Investigating the Many Roles of Internal Water in Cytochrome c Oxidase

• Published in: The journal of physical chemistry. B Vol. 122; no. 31; pp. 7625 - 7635
• Main Authors: Farahvash, Ardavan, Stuchebrukhov, Alexei
• Format: Journal Article
• Language: English
• Published: United States American Chemical Society 09.08.2018
• Subjects: Biocatalysis; Electron Transport Complex IV - chemistry; Electron Transport Complex IV - metabolism; Hydrogen Bonding; Molecular Dynamics Simulation; Protein Structure, Tertiary; Water - chemistry
• ISSN: 1520-6106; 1520-5207
• DOI: 10.1021/acs.jpcb.7b11920

Cytochrome c oxidase (CcO) is the terminal enzyme in the respiratory electron transport chain. As part of its catalytic cycle, CcO transfers protons to its Fe–Cu binuclear center (BNC) to reduce oxygen, and in addition, it pumps protons across the mitochondrial inner, or bacterial, membrane where it is located. It is believed that this proton transport is facilitated by a network of water chains inside the enzyme. Here we present an analysis of the hydration of CcO, including the BNC region, using a semi-empirical hydration program, Dowser++, recently developed in our group. Using high-resolution X-ray data, we show that Dowser++ predictions match very accurately the water molecules seen in the D- and K-channels of CcO, as well as in the vicinity of its BNC. Moreover, Dowser++ predicts many more internal water molecules than is typically seen in the experiment. However, no significant hydration of the catalytic cavity in CcO described recently in the literature is observed.
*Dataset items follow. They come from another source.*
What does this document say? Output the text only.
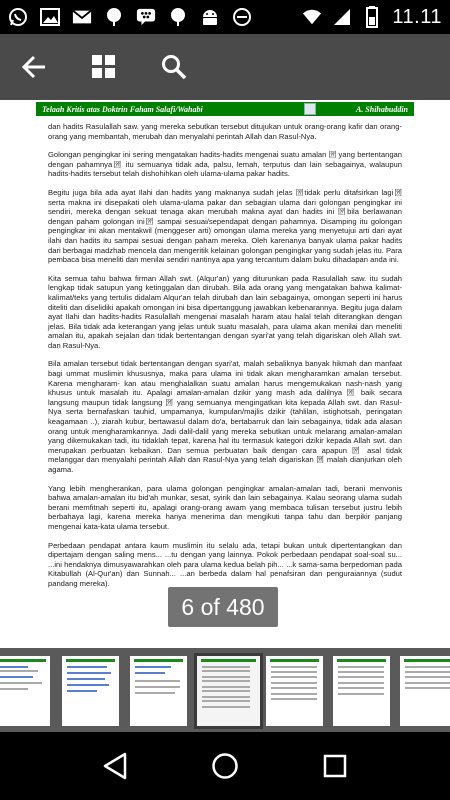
11.11
Telaah Kritis atas Doktrin Faham Salafi/Wahabi	A. Shihabuddin

dan hadits Rasulallah saw. yang mereka sebutkan tersebut ditujukan untuk orang-orang kafir dan orang-orang yang membantah, merubah dan menyalahi perintah Allah dan Rasul-Nya.

Golongan pengingkar ini sering mengatakan hadits-hadits mengenai suatu amalan 圀 yang bertentangan dengan pahamnya圀 itu semuanya tidak ada, palsu, lemah, terputus dan lain sebagainya, walaupun hadits-hadits tersebut telah dishohihkan oleh ulama-ulama pakar hadits.

Begitu juga bila ada ayat Ilahi dan hadits yang maknanya sudah jelas 圀tidak perlu ditafsirkan lagi圀 serta makna ini disepakati oleh ulama-ulama pakar dan sebagian ulama dari golongan pengingkar ini sendiri, mereka dengan sekuat tenaga akan merubah makna ayat dan hadits ini 圀bila berlawanan dengan paham golongan ini圀 sampai sesuai/sependapat dengan pahamnya. Disamping itu golongan pengingkar ini akan mentakwil (menggeser arti) omongan ulama mereka yang menyetujui arti dari ayat ilahi dan hadits itu sampai sesuai dengan paham mereka. Oleh karenanya banyak ulama pakar hadits dari berbagai madzhab mencela dan mengeritik kelainan golongan pengingkar yang sudah jelas itu. Para pembaca bisa meneliti dan menilai sendiri nantinya apa yang tercantum dalam buku dihadapan anda ini.

Kita semua tahu bahwa firman Allah swt. (Alqur'an) yang diturunkan pada Rasulallah saw. itu sudah lengkap tidak satupun yang ketinggalan dan dirubah. Bila ada orang yang mengatakan bahwa kalimat-kalimat/teks yang tertulis didalam Alqur'an telah dirubah dan lain sebagainya, omongan seperti ini harus diteliti dan diselidiki apakah omongan ini bisa dipertanggung jawabkan kebenarannya. Begitu juga dalam ayat Ilahi dan hadits-hadits Rasulallah mengenai masalah haram atau halal telah diterangkan dengan jelas. Bila tidak ada keterangan yang jelas untuk suatu masalah, para ulama akan menilai dan meneliti amalan itu, apakah sejalan dan tidak bertentangan dengan syari'at yang telah digariskan oleh Allah swt. dan Rasul-Nya.

Bila amalan tersebut tidak bertentangan dengan syari'at, malah sebaliknya banyak hikmah dan manfaat bagi ummat muslimin khususnya, maka para ulama ini tidak akan mengharamkan amalan tersebut. Karena mengharam- kan atau menghalalkan suatu amalan harus mengemukakan nash-nash yang khusus untuk masalah itu. Apalagi amalan-amalan dzikir yang mash ada dalilnya 圀 baik secara langsung maupun tidak langsung 圀 yang semuanya mengingatkan kita kepada Allah swt. dan Rasul-Nya serta bernafaskan tauhid, umpamanya, kumpulan/majlis dzikir (tahlilan, istighotsah, peringatan keagamaan ..), ziarah kubur, bertawasul dalam do'a, bertabarruk dan lain sebagainya, tidak ada alasan orang untuk mengharamkannya. Jadi dalil-dalil yang mereka sebutkan untuk melarang amalan-amalan yang dikemukakan tadi, itu tidaklah tepat, karena hal itu termasuk kategori dzikir kepada Allah swt. dan merupakan perbuatan kebaikan. Dan semua perbuatan baik dengan cara apapun 圀 asal tidak melanggar dan menyalahi perintah Allah dan Rasul-Nya yang telah digariskan 圀 malah dianjurkan oleh agama.

Yang lebih mengherankan, para ulama golongan pengingkar amalan-amalan tadi, berani menvonis bahwa amalan-amalan itu bid'ah munkar, sesat, syirik dan lain sebagainya. Kalau seorang ulama sudah berani memfitnah seperti itu, apalagi orang-orang awam yang membaca tulisan tersebut justru lebih berbahaya lagi, karena mereka hanya menerima dan mengikuti tanpa tahu dan berpikir panjang mengenai kata-kata ulama tersebut.

Perbedaan pendapat antara kaum muslimin itu selalu ada, tetapi bukan untuk dipertentangkan dan dipertajam dengan saling mens... ...tu dengan yang lainnya. Pokok perbedaan pendapat soal-soal su... ...ini hendaknya dimusyawarahkan oleh para ulama kedua belah pih... ...k sama-sama berpedoman pada Kitabullah (Al-Qur'an) dan Sunnah... ...an berbeda dalam hal penafsiran dan penguraiannya (sudut pandang mereka).

6 of 480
As Dowser++ itself does not account for structural changes of the protein, this result supports the earlier assessment that the proposed wetting transition in the catalytic cavity can only either be due to structural rearrangements of BNC, possibly induced by the charges during the catalytic cycle, or occur transiently, in concert with the proton transfer. Molecular dynamics simulations were performed to investigate the global dynamic nature of Dowser++ waters in CcO, and the results suggest a consistent explanation as to why some predicted water molecules would be missing in the experimental structures. Furthermore, in light of the significant protein hydration predicted by Dowser++, the dielectric constant of the hydrated cavities in CcO was also investigated using the Fröhlich–Kirkwood model; the results indicate that in the cavities where water is packed sufficiently densely the dielectric constant can approach values comparable even to that of bulk water.